Palmer’s comment was made in a meeting of the Gaming Commission that caused me to wonder if I was hearing things correctly. Because he was advocating for increasing the ratio over its then-level of 2.0. So at a time when the nation’s public attention to racing was largely concerned with fatalities at Santa Anita, we had New York’s Equine Medical Director proposing a rule change contrary to that of his own Task Force (and the Governor’s explicit directive) that would lessen safety protections for horses and jockeys.
Over a five-week period beginning in August, three of the fatalities from racing at Saratoga and Belmont came where the purse-to-claim ratio exceeded Palmer’s standard of 1.8.
One can certainly argue that increasing the purse in a claiming race is not going to cause a catastrophic injury. One can similarly argue that Lasix was not the cause of the fatalities at Santa Anita. What would seem to be inarguable, however, is that horse racing has a serious public perception problem, and that the use of race-day medication and the Palmer-backed change is not going to convince a skeptical public that racing is doing everything it can to protect horses and jockeys.
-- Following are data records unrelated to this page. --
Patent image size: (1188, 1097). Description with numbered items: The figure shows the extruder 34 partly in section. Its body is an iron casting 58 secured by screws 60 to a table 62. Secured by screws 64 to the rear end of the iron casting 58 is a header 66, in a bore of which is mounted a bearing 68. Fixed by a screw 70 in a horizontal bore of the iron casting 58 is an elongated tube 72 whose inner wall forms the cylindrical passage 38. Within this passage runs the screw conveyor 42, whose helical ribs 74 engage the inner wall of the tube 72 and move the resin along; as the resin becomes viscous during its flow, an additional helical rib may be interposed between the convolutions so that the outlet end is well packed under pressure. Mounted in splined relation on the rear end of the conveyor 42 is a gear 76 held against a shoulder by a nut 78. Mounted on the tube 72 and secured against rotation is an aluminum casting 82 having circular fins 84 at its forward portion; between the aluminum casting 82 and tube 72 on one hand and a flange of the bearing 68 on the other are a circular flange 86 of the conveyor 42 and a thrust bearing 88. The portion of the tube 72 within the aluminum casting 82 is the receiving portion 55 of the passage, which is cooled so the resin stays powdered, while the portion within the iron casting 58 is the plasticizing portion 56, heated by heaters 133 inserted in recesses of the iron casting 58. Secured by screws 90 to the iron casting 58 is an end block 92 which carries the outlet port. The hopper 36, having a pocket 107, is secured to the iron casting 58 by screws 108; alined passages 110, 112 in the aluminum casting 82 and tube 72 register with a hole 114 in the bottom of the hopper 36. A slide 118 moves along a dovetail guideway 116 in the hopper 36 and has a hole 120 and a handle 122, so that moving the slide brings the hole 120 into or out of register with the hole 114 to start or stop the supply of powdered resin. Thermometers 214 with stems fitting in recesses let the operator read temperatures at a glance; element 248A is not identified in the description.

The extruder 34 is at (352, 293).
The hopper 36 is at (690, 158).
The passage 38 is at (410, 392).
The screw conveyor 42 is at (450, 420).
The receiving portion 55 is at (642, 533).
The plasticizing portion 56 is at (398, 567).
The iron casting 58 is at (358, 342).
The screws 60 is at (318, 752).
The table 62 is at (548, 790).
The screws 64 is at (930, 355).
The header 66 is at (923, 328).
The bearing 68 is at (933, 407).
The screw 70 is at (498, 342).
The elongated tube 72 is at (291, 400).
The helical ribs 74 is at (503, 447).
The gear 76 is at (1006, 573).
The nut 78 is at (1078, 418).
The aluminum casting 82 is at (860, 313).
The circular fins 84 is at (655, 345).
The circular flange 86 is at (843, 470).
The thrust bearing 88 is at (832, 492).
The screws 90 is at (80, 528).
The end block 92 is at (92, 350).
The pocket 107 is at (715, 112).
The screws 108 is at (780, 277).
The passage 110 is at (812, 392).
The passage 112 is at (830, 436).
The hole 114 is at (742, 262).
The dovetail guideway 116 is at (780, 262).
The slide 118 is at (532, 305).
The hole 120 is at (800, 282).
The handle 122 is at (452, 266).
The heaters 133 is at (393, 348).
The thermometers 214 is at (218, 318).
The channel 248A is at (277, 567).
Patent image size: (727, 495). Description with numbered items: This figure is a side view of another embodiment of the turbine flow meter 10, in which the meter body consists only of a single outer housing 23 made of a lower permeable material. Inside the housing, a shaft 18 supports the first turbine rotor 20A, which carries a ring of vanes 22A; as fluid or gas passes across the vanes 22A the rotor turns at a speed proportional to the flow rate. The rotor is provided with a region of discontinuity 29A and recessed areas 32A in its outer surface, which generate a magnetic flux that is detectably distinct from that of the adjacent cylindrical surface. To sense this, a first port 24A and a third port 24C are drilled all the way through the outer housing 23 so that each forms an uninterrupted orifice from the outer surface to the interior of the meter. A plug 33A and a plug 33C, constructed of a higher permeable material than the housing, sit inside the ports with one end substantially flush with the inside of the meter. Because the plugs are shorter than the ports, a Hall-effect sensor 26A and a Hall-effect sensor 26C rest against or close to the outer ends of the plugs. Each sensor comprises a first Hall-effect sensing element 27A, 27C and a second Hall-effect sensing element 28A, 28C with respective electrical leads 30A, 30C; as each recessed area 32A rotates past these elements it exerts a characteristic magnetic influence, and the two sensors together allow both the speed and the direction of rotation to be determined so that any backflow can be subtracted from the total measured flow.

While California has The Stronach Group and the CHRB acutely aware of the need for public support, it also has a Governor and a United States Senator who have already made public comments raising a possibility that horse racing could be abolished. If New York’s racing leaders think Governor Cuomo will stand with them if the state begins to experience a similar level of controversy, it time for them to stop deluding themselves.
The Thoroughbred Daily News had a recent feature in which it asked prominent racing insiders to comment on a controversial proposal by The Jockey Club to regulate breeding. A common thread of many responses was that the industry had more important issues, implicitly saying that the sport could only focus on one matter at a time. Much to my delight, TDN is now asking “what would you do to improve the sport?”
The first respondent identified free past performance data as his top priority. That’s right. An industry is confronting a legitimate existential crisis and the most important matter is getting free PP’s into the hands of those who don’t want to spend $4 to get a racing card from The Daily Racing Form.
This is a level of obtuseness that may be the second biggest threat to racing’s survival. The national racing organizations – with the notable exception of The Jockey Club – are bereft of ideas and are instead clinging desperately to maintain the status quo, even though that status quo has seen constantly declining metrics on the sport’s perception.
One such group, the National Horsemen’s Benevolent and Protective Association, recently put out a statement advocating the retention of Lasix on race day. Then there is the Association of Racing Commissioners International – possibly in an effort to emphasize their cluelessness – said that if the horse people who cared so much about their horses could not use Lasix, they would start injecting formaldehyde. Seriously.
New York could join with California and start implementing safety-oriented steps – I would start with a vigorous program of Out-of-Competition Testing. I candidly doubt that New York will take any meaningful actions. It is yet another reason that those concerned about the future of the sport should push for adoption of the Horse Racing Integrity Act in the United States Congress.